1. Yep, binary representations of decimal numbers are weird. You probably know that Julia/R/Python have the same result because all are leveraging the IEEE floating-point logic that Intel has built into their chips since I think the mid to late 1980s. Julia has support for Rational types (fractions), and I’m sure Python has a library for that too. Both of those would get the equality right. And there are floating-point “approximately equal” methods in most languages. R has all.equal() with a default tolerance that’s good enough:

> all.equal(0.1 + 0.1 + 0.1, .3)
[1] TRUE

2. Oh, in Julia it’s approx_eq(a,b). Strangely, it’s not in the documentation anywhere, I don’t think. I learned about it while looking at the test files to work on my (still half-finished) testing framework. I’ll add it to the docs…

3. Ack! As it turns out, there isn’t an approx_eq() in base Julia! It is defined, however, in extras/test.jl. Now that I think about it, I’m going to submit a pull request to put that function in base. I’m also going to redefine it so that the tolerance is, by default, twice the max uncertainty of the numbers being compared: 2max(eps(a), eps(b)), using the handy eps() function that _is_ defined in base. I’d previously borrowed R’s fixed 1e-6, which is probably not a great idea.

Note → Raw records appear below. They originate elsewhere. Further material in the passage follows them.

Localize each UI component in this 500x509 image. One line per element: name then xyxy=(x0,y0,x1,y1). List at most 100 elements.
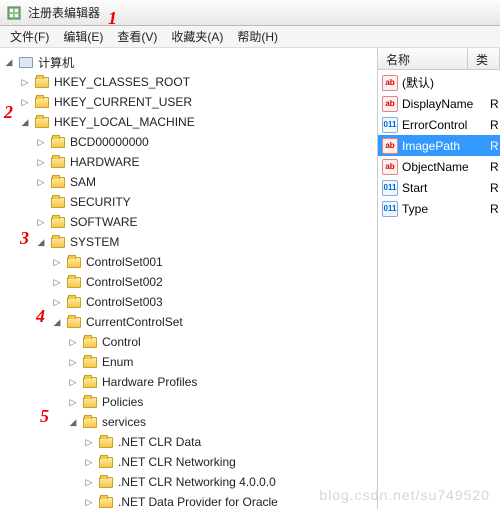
folder-icon xyxy=(98,494,114,509)
toggle-icon[interactable]: ▷ xyxy=(50,295,64,309)
tree-system[interactable]: SYSTEM xyxy=(70,235,119,249)
menu-fav[interactable]: 收藏夹(A) xyxy=(165,26,229,47)
tree-enum[interactable]: Enum xyxy=(102,355,133,369)
value-name: Start xyxy=(402,181,488,195)
value-type: R xyxy=(488,202,500,216)
binary-value-icon: 011 xyxy=(382,117,398,133)
menubar: 文件(F) 编辑(E) 查看(V) 收藏夹(A) 帮助(H) xyxy=(0,26,500,48)
folder-icon xyxy=(50,214,66,230)
tree-hklm[interactable]: HKEY_LOCAL_MACHINE xyxy=(54,115,195,129)
toggle-icon[interactable]: ◢ xyxy=(18,115,32,129)
value-type: R xyxy=(488,139,500,153)
folder-icon xyxy=(82,334,98,350)
binary-value-icon: 011 xyxy=(382,201,398,217)
tree-bcd[interactable]: BCD00000000 xyxy=(70,135,149,149)
folder-icon xyxy=(98,434,114,450)
toggle-icon[interactable]: ▷ xyxy=(34,175,48,189)
menu-edit[interactable]: 编辑(E) xyxy=(57,26,109,47)
list-body: ab(默认)abDisplayNameR011ErrorControlRabIm… xyxy=(378,70,500,221)
tree-policies[interactable]: Policies xyxy=(102,395,143,409)
folder-icon xyxy=(34,94,50,110)
tree-cs3[interactable]: ControlSet003 xyxy=(86,295,163,309)
string-value-icon: ab xyxy=(382,96,398,112)
tree-ccs[interactable]: CurrentControlSet xyxy=(86,315,183,329)
toggle-icon[interactable]: ▷ xyxy=(34,155,48,169)
list-row[interactable]: abObjectNameR xyxy=(378,156,500,177)
toggle-icon[interactable]: ▷ xyxy=(66,395,80,409)
list-pane[interactable]: 名称 类 ab(默认)abDisplayNameR011ErrorControl… xyxy=(378,48,500,509)
folder-icon xyxy=(34,74,50,90)
tree-item[interactable]: .NET CLR Data xyxy=(118,435,201,449)
folder-icon xyxy=(82,374,98,390)
app-icon xyxy=(6,5,22,21)
toggle-icon[interactable]: ◢ xyxy=(2,55,16,69)
tree-pane[interactable]: ◢ 计算机 ▷ HKEY_CLASSES_ROOT ▷ HKEY_CURRENT_US… xyxy=(0,48,378,509)
toggle-icon[interactable]: ◢ xyxy=(66,415,80,429)
list-row[interactable]: ab(默认) xyxy=(378,72,500,93)
menu-help[interactable]: 帮助(H) xyxy=(231,26,284,47)
toggle-icon[interactable]: ▷ xyxy=(18,75,32,89)
toggle-icon[interactable]: ▷ xyxy=(34,135,48,149)
tree-cs1[interactable]: ControlSet001 xyxy=(86,255,163,269)
string-value-icon: ab xyxy=(382,75,398,91)
tree-item[interactable]: .NET CLR Networking xyxy=(118,455,236,469)
toggle-icon[interactable]: ▷ xyxy=(66,335,80,349)
toggle-icon[interactable]: ◢ xyxy=(34,235,48,249)
tree-software[interactable]: SOFTWARE xyxy=(70,215,138,229)
tree-hwprof[interactable]: Hardware Profiles xyxy=(102,375,197,389)
toggle-icon[interactable]: ▷ xyxy=(18,95,32,109)
toggle-icon[interactable]: ▷ xyxy=(66,355,80,369)
folder-icon xyxy=(82,414,98,430)
col-type-header[interactable]: 类 xyxy=(468,48,500,69)
menu-file[interactable]: 文件(F) xyxy=(4,26,55,47)
list-row[interactable]: abImagePathR xyxy=(378,135,500,156)
tree-item[interactable]: .NET CLR Networking 4.0.0.0 xyxy=(118,475,276,489)
list-header: 名称 类 xyxy=(378,48,500,70)
tree-root[interactable]: 计算机 xyxy=(38,54,74,71)
toggle-icon[interactable]: ▷ xyxy=(50,275,64,289)
value-type: R xyxy=(488,118,500,132)
folder-icon xyxy=(50,174,66,190)
toggle-icon[interactable]: ▷ xyxy=(66,375,80,389)
value-type: R xyxy=(488,160,500,174)
list-row[interactable]: 011StartR xyxy=(378,177,500,198)
list-row[interactable]: 011 TypeR xyxy=(378,198,500,219)
binary-value-icon: 011 xyxy=(382,180,398,196)
menu-view[interactable]: 查看(V) xyxy=(111,26,163,47)
toggle-icon[interactable]: ▷ xyxy=(82,495,96,509)
tree-cs2[interactable]: ControlSet002 xyxy=(86,275,163,289)
folder-icon xyxy=(50,154,66,170)
toggle-icon[interactable]: ▷ xyxy=(82,455,96,469)
tree-item[interactable]: .NET Data Provider for Oracle xyxy=(118,495,278,509)
tree-hkcu[interactable]: HKEY_CURRENT_USER xyxy=(54,95,192,109)
toggle-icon[interactable]: ▷ xyxy=(82,475,96,489)
value-name: Type xyxy=(402,202,488,216)
tree-hkcr[interactable]: HKEY_CLASSES_ROOT xyxy=(54,75,190,89)
toggle-icon[interactable]: ◢ xyxy=(50,315,64,329)
tree-security[interactable]: SECURITY xyxy=(70,195,131,209)
window-title: 注册表编辑器 xyxy=(28,4,100,21)
col-name-header[interactable]: 名称 xyxy=(378,48,468,69)
toggle-icon[interactable]: ▷ xyxy=(82,435,96,449)
folder-icon xyxy=(82,394,98,410)
tree-sam[interactable]: SAM xyxy=(70,175,96,189)
value-type: R xyxy=(488,97,500,111)
folder-icon xyxy=(50,134,66,150)
titlebar[interactable]: 注册表编辑器 xyxy=(0,0,500,26)
tree-services[interactable]: services xyxy=(102,415,146,429)
folder-icon xyxy=(50,234,66,250)
folder-icon xyxy=(50,194,66,210)
folder-icon xyxy=(98,474,114,490)
string-value-icon: ab xyxy=(382,159,398,175)
toggle-icon[interactable]: ▷ xyxy=(50,255,64,269)
value-name: DisplayName xyxy=(402,97,488,111)
folder-icon xyxy=(66,254,82,270)
toggle-icon[interactable]: ▷ xyxy=(34,215,48,229)
tree-control[interactable]: Control xyxy=(102,335,141,349)
value-name: ImagePath xyxy=(402,139,488,153)
tree-hardware[interactable]: HARDWARE xyxy=(70,155,140,169)
list-row[interactable]: ab DisplayNameR xyxy=(378,93,500,114)
computer-icon xyxy=(18,54,34,70)
list-row[interactable]: 011ErrorControlR xyxy=(378,114,500,135)
folder-icon xyxy=(82,354,98,370)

4. MATLAB also handles it like the three mentioned (R, julia, python).
Mathematica (Wolfram) gets it right …
I guess Maple will also manage … though I haven’t tested it there …

5. Ahah, to my surprise, there’s an isclose() function in extras/nearequal.jl! As you said, who knew?

They really gotta get documentation for extras straightened out.

6. God said: “you shall never ever use == on floating point numbers”

7. This floating point behavior is slightly less shocking if your language doesn’t lie to you when printing floats:

R> 0.1 + 0.2
[1] 0.3

Matlab> 0.1 + 0.2

ans =

0.3000

julia> 0.1 + 0.2
0.30000000000000004

In R and Matlab, the result of 0.1+0.2 *looks* like exactly 0.3 even though it’s not. Julia uses the excellent double-conversion library [http://code.google.com/p/double-conversion/] to efficiently print the shortest decimal representation that will exactly reproduce a float value. This is a surprisingly hard problem that has only recently been satisfactorily solved by Florian Loitisch [http://florian.loitsch.com/publications/dtoa-pldi2010.pdf], who also wrote the double-conversion library.

8. Stefan, fascinating that it was solved so recently! Have printed that article and will read it soon!